The U.S. Food and Drug Administration (FDA) has demanded 23andMe, a DNA testing service, to immediately stop selling and marketing its services until the agency gives the firm clearance to do so.
The FDA is seeking to stop the sales of genetic testing services sold directly to consumers and issued a very cutting warning letter which it posted on its site. The letter, according to The New York Times, indicated that 23andMe did not offer sufficient proof that its Personal Genome Service provided consumers with accurate results. “FDA is concerned about the public health consequences of inaccurate results from the PGS device,” the agency wrote in its letter.
23andMe is among the most popular personal genome testing companies, which is due in large part, according to the Times, to its Google backing and that it is run by Anne Wojcicki, wife of a Google founder, Sergey Brin; the couple are separated.
The $99. 23andMe PGS test is only available on the firm’s website, and has been used by some half a million people, to date. The test analyzes the DNA in a saliva sample and is used to advise consumers if they are risk for specific diseases, among other information, according to the Times. Ms. Wojcicki recently said she hoped to reach a million customers by early 2014.
The FDA wrote that the service is being sold “without marketing clearance or approval in violation of the Federal Food, Drug and Cosmetic Act (the FD&C Act)” noting that the test “is intended for use in the diagnosis of disease or other conditions or in the cure, mitigation, treatment, or prevention of disease, or is intended to affect the structure or function of the body,” The FDA also wrote that the company’s website, www.23andme.com/health, markets the service as providing “health reports on 254 diseases and conditions,” which includes categories such as “carrier status,” “health risks,” and “drug response,” and as a “first step in prevention,” enabling users to “take steps toward mitigating serious diseases.” The FDA letter also indicates that the diseases listed include “diabetes, coronary heart disease, and breast cancer.”
In its letter, the FDA accused 23andMe of maintaining a growing list of intended uses that make the service a medical device under the Act and wrote that most of the uses have no classification, which means that either premarket approval or de novo classification is required, which the FDA said it “has explained to you on numerous occasions.”

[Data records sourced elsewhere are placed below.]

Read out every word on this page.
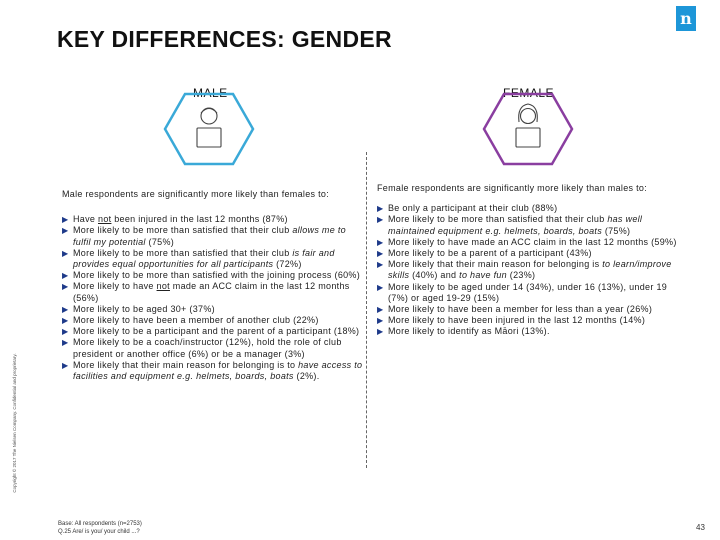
KEY DIFFERENCES: GENDER
n
Copyright © 2017 The Nielsen Company. Confidential and proprietary.
MALE	FEMALE
Male respondents are significantly more likely than females to:
▶ Have not been injured in the last 12 months (87%)
▶ More likely to be more than satisfied that their club allows me to fulfil my potential (75%)
▶ More likely to be more than satisfied that their club is fair and provides equal opportunities for all participants (72%)
▶ More likely to be more than satisfied with the joining process (60%)
▶ More likely to have not made an ACC claim in the last 12 months (56%)
▶ More likely to be aged 30+ (37%)
▶ More likely to have been a member of another club (22%)
▶ More likely to be a participant and the parent of a participant (18%)
▶ More likely to be a coach/instructor (12%), hold the role of club president or another office (6%) or be a manager (3%)
▶ More likely that their main reason for belonging is to have access to facilities and equipment e.g. helmets, boards, boats (2%).
Female respondents are significantly more likely than males to:
▶ Be only a participant at their club (88%)
▶ More likely to be more than satisfied that their club has well maintained equipment e.g. helmets, boards, boats (75%)
▶ More likely to have made an ACC claim in the last 12 months (59%)
▶ More likely to be a parent of a participant (43%)
▶ More likely that their main reason for belonging is to learn/improve skills (40%) and to have fun (23%)
▶ More likely to be aged under 14 (34%), under 16 (13%), under 19 (7%) or aged 19-29 (15%)
▶ More likely to have been a member for less than a year (26%)
▶ More likely to have been injured in the last 12 months (14%)
▶ More likely to identify as Māori (13%).
Base: All respondents (n=2753)
Q.25 Are/ is you/ your child ...?	43
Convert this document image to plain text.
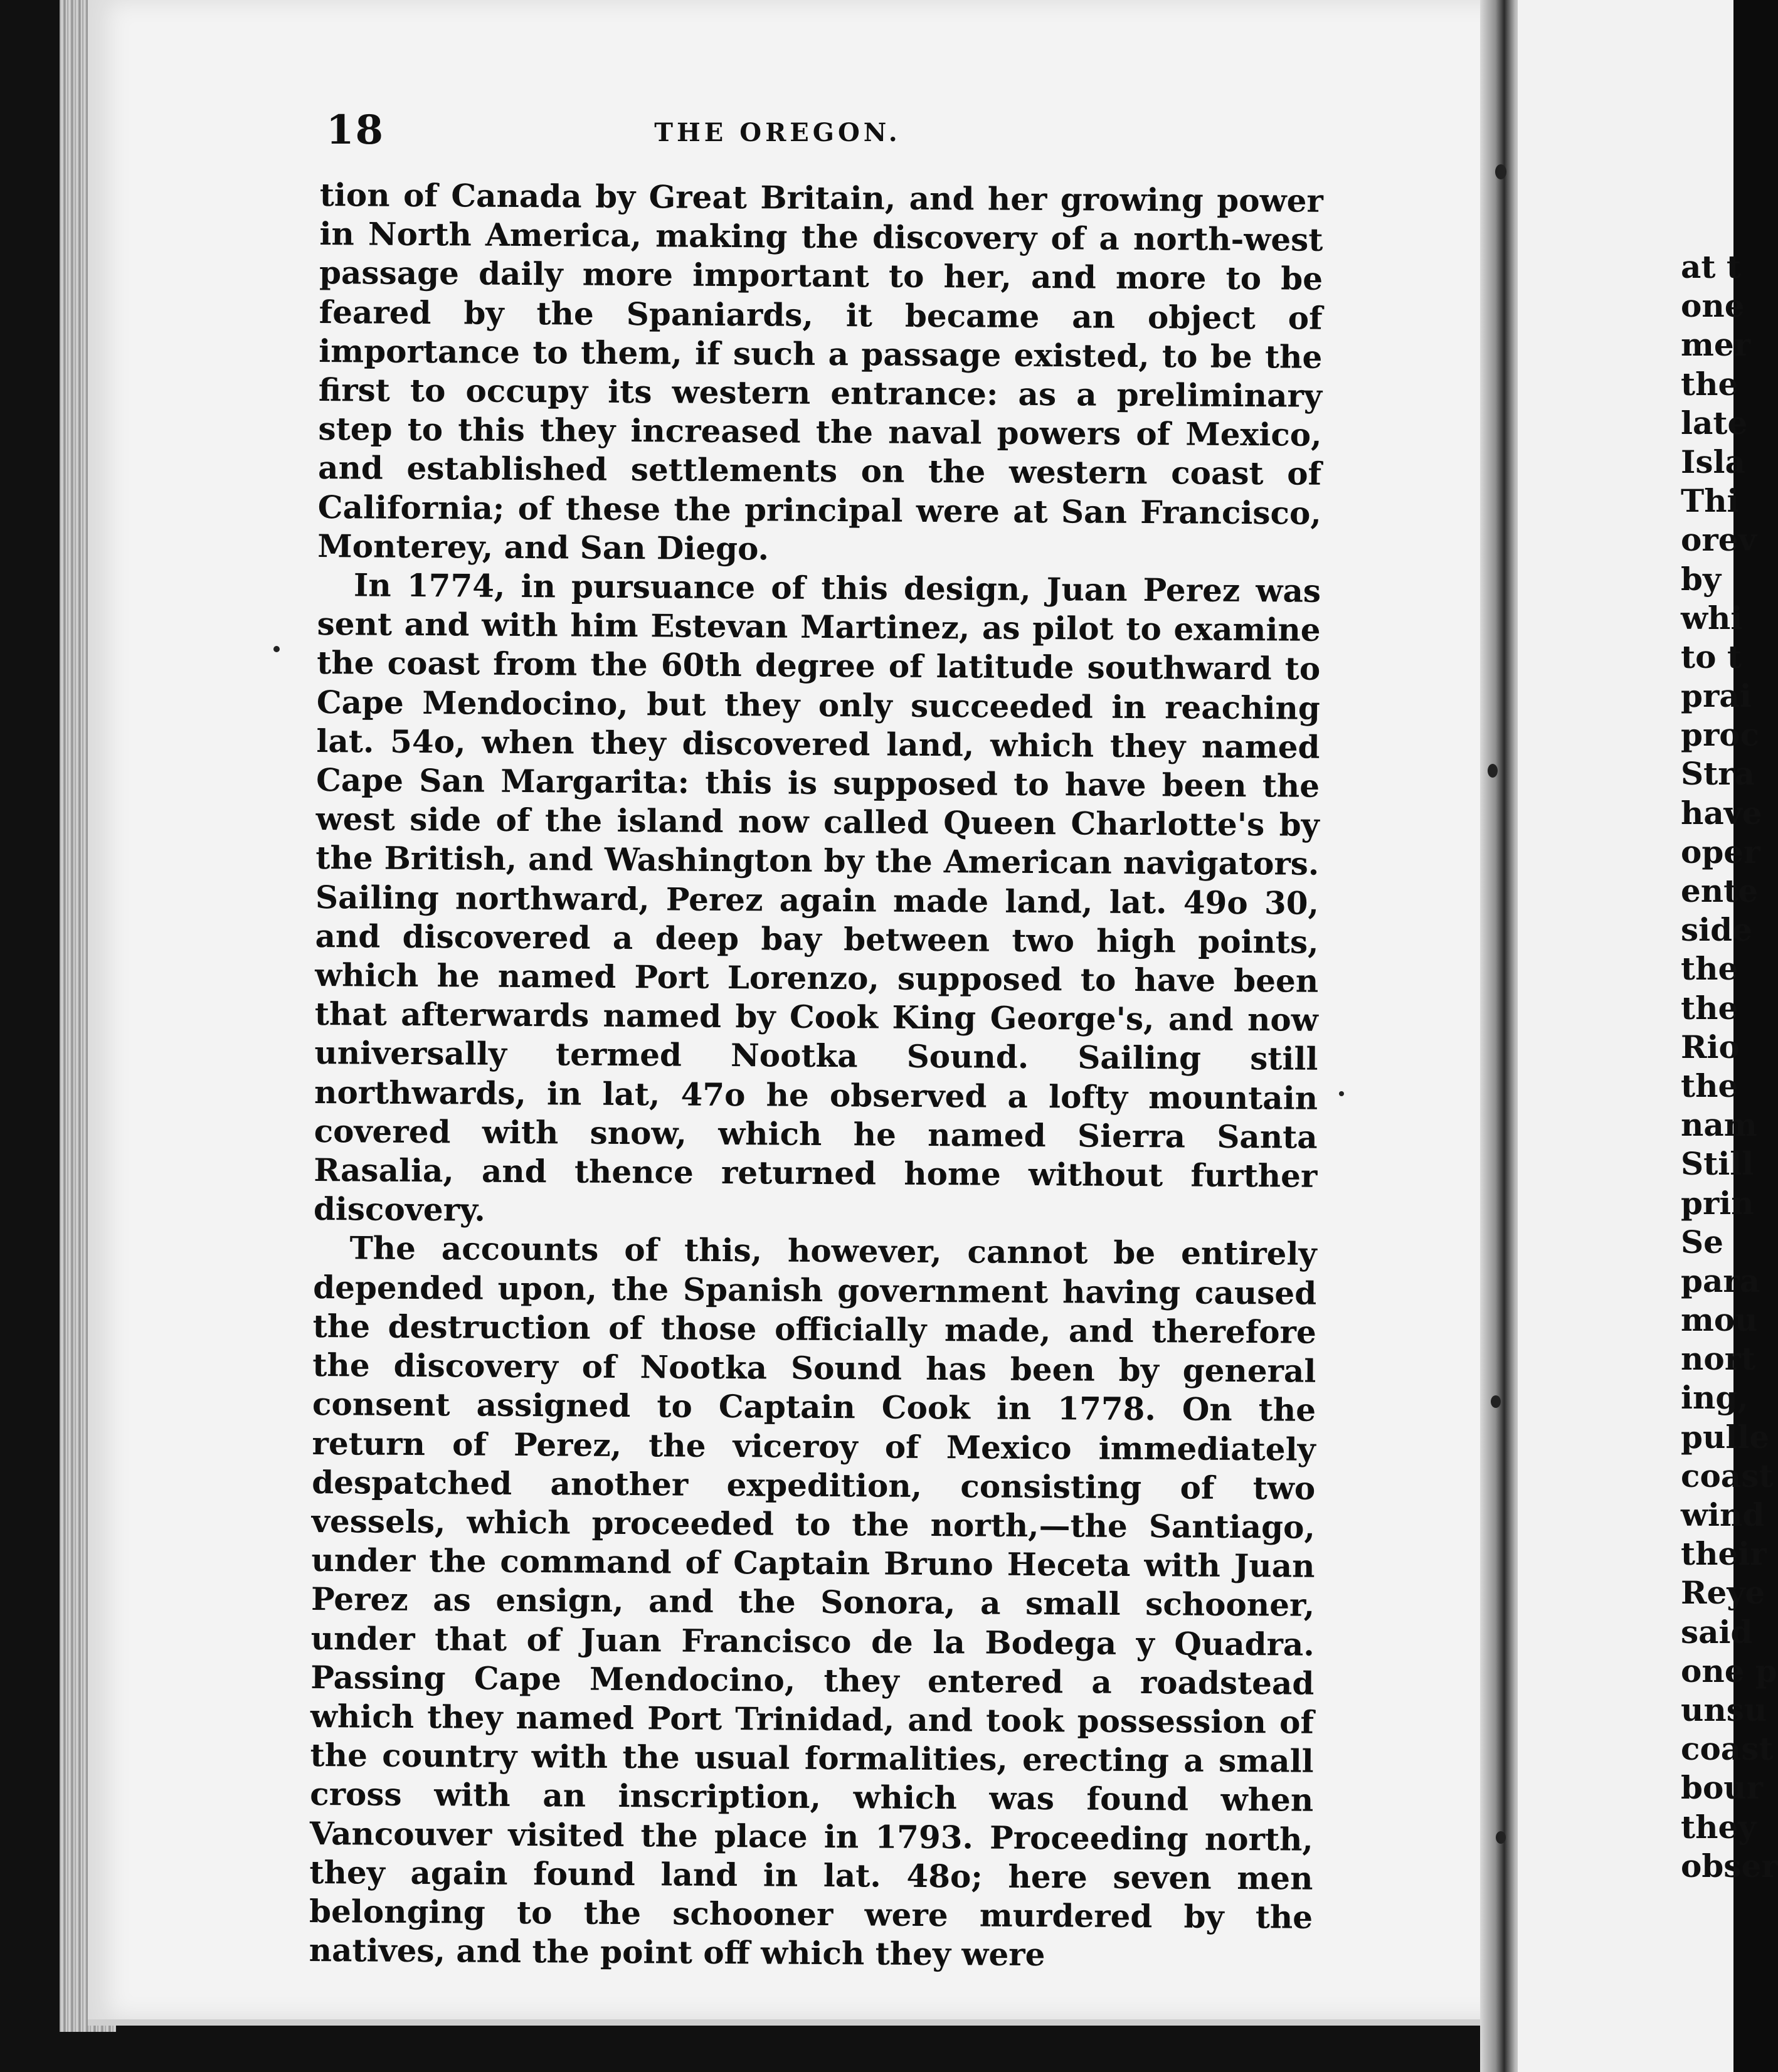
18	THE OREGON.

tion of Canada by Great Britain, and her growing power in North America, making the discovery of a north-west passage daily more important to her, and more to be feared by the Spaniards, it became an object of importance to them, if such a passage existed, to be the first to occupy its western entrance: as a preliminary step to this they increased the naval powers of Mexico, and established settlements on the western coast of California; of these the principal were at San Francisco, Monterey, and San Diego.

In 1774, in pursuance of this design, Juan Perez was sent and with him Estevan Martinez, as pilot to examine the coast from the 60th degree of latitude southward to Cape Mendocino, but they only succeeded in reaching lat. 54o, when they discovered land, which they named Cape San Margarita: this is supposed to have been the west side of the island now called Queen Charlotte's by the British, and Washington by the American navigators. Sailing northward, Perez again made land, lat. 49o 30, and discovered a deep bay between two high points, which he named Port Lorenzo, supposed to have been that afterwards named by Cook King George's, and now universally termed Nootka Sound. Sailing still northwards, in lat, 47o he observed a lofty mountain covered with snow, which he named Sierra Santa Rasalia, and thence returned home without further discovery.

The accounts of this, however, cannot be entirely depended upon, the Spanish government having caused the destruction of those officially made, and therefore the discovery of Nootka Sound has been by general consent assigned to Captain Cook in 1778. On the return of Perez, the viceroy of Mexico immediately despatched another expedition, consisting of two vessels, which proceeded to the north,—the Santiago, under the command of Captain Bruno Heceta with Juan Perez as ensign, and the Sonora, a small schooner, under that of Juan Francisco de la Bodega y Quadra. Passing Cape Mendocino, they entered a roadstead which they named Port Trinidad, and took possession of the country with the usual formalities, erecting a small cross with an inscription, which was found when Vancouver visited the place in 1793. Proceeding north, they again found land in lat. 48o; here seven men belonging to the schooner were murdered by the natives, and the point off which they were

at t
one
mer
the
late
Isla
Thi
orev
by
whi
to t
prai
proc
Stra
have
oper
ente
side
the
the
Rio
the
nam
Still
prin
Se
para
mou
nort
ing,
pulle
coast
wind
their
Reye
said
one p
unsu
coast
bour
they
obser
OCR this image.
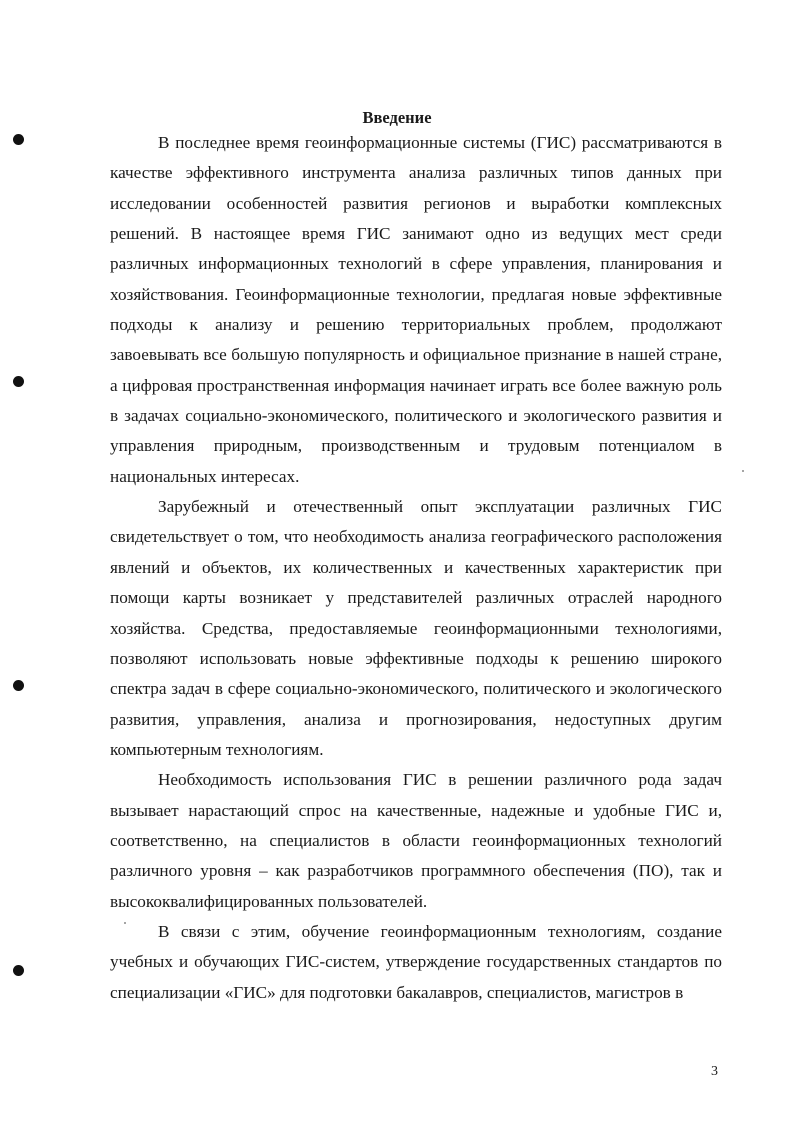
Введение

В последнее время геоинформационные системы (ГИС) рассматриваются в качестве эффективного инструмента анализа различных типов данных при исследовании особенностей развития регионов и выработки комплексных решений. В настоящее время ГИС занимают одно из ведущих мест среди различных информационных технологий в сфере управления, планирования и хозяйствования. Геоинформационные технологии, предлагая новые эффективные подходы к анализу и решению территориальных проблем, продолжают завоевывать все большую популярность и официальное признание в нашей стране, а цифровая пространственная информация начинает играть все более важную роль в задачах социально-экономического, политического и экологического развития и управления природным, производственным и трудовым потенциалом в национальных интересах.

Зарубежный и отечественный опыт эксплуатации различных ГИС свидетельствует о том, что необходимость анализа географического расположения явлений и объектов, их количественных и качественных характеристик при помощи карты возникает у представителей различных отраслей народного хозяйства. Средства, предоставляемые геоинформационными технологиями, позволяют использовать новые эффективные подходы к решению широкого спектра задач в сфере социально-экономического, политического и экологического развития, управления, анализа и прогнозирования, недоступных другим компьютерным технологиям.

Необходимость использования ГИС в решении различного рода задач вызывает нарастающий спрос на качественные, надежные и удобные ГИС и, соответственно, на специалистов в области геоинформационных технологий различного уровня – как разработчиков программного обеспечения (ПО), так и высококвалифицированных пользователей.

В связи с этим, обучение геоинформационным технологиям, создание учебных и обучающих ГИС-систем, утверждение государственных стандартов по специализации «ГИС» для подготовки бакалавров, специалистов, магистров в

3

The FDA wrote that “Some of the uses for which PGS is intended are particularly concerning” citing “BRCA-related genetic risk and drug responses” assessments, among others. False positives and false negatives could lead to increased and unnecessary testing and prophylactic treatment, including voluntary mastectomy; delayed treatment, such as cancer treatment; or inappropriate treatment or medication dosing, specifically regarding life threatening diseases.
Questions about DNA tests targeted to consumers have mounted in recent years, especially concerning the need for agency approval of some of the products and if their uses constitute practicing medicine, noted the Times. Ms. Wojcicki maintains that consumers have a right to their own DNA Information, although, since 2009, the firm’s representatives have been speaking to the FDA about how its tests could receive regulatory approval.
Meanwhile, the FDA wrote that, “Even after these many interactions with 23andMe, we still do not have any assurance that the firm has analytically or clinically validated the PGS for its intended uses, which have expanded from the uses that the firm identified in its submissions.” The FDA indicated, according to the Times, that it had not heard from the company since May. “Instead, we have become aware that you have initiated new marketing campaigns, including television commercials that, together with an increasing list of indications, show that you plan to expand the PGS’s uses and consumer base without obtaining marketing authorization from FDA.”